The 39-year-old has been outspent to varying degrees by his competitors, but he enjoyed a late boost from rich liberal donors and a band of outside groups. Billionaires Tom Steyer and George Soros, along with others, recently plunged $650,000 into the Gillum-associated political action committee, Forward Florida, while progressive groups -- including Indivisible Action, Our Revolution and People for the American Way -- pledged $3.5 million to turn out voters for Gillum over the final week of the race.
How much the late flurry of spending will change a contest that Graham has led in almost every poll of note for some time remains to be seen, as early voting -- by absentee ballot or in person -- had already begun. Gillum has also likely been hurt by the specter of an FBI investigation surrounding Tallahassee's city government, even as he has not been implicated in any wrongdoing.
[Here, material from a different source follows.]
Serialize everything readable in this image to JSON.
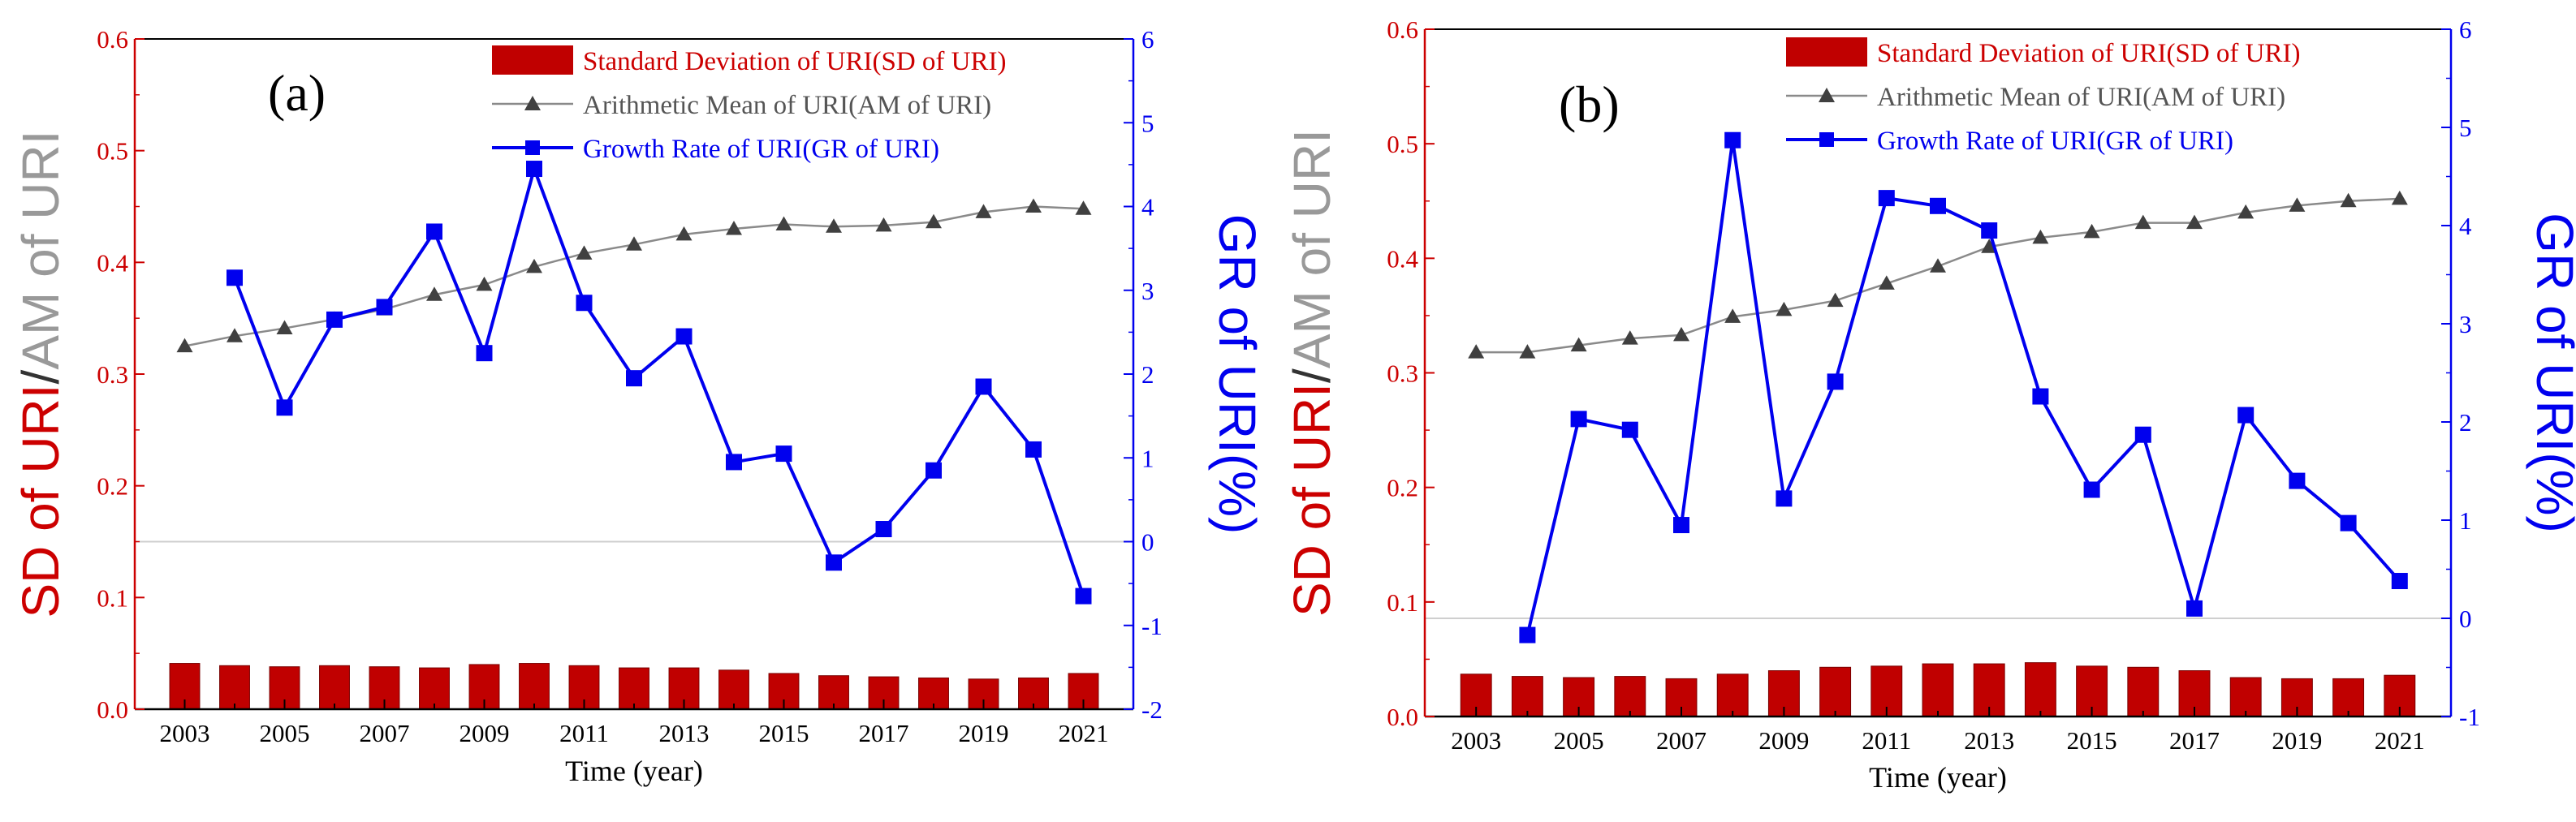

On the Republican side, there is less drama -- at least for now.
Rep. Ron DeSantis is widely seen as the favorite to outlast state Agriculture Commissioner Adam Putnam, as he campaigns on nothing so much as his support for Trump. He's already made headlines with an ad featuring him building a "wall" (of blocks) with his young daughter and appearing to read from "The Art of the Deal" to his son.
Trump has endorsed DeSantis and campaigned for him at an event in Tampa late last month.
On Monday afternoon, Trump tweeted his support again, calling DeSantis "a special person who has done an incredible job."
Putnam, a longtime political officeholder, has been endorsed by state Attorney General Pam Bondi, an early Trump backer -- a point she made upfront in an ad for him.
"Adam will stand with President Trump to get tough on illegal immigration," Bondi said, "ban sanctuary cities and deport criminal illegal aliens."
But with time running out, most polling suggests he will have to do it from the sidelines.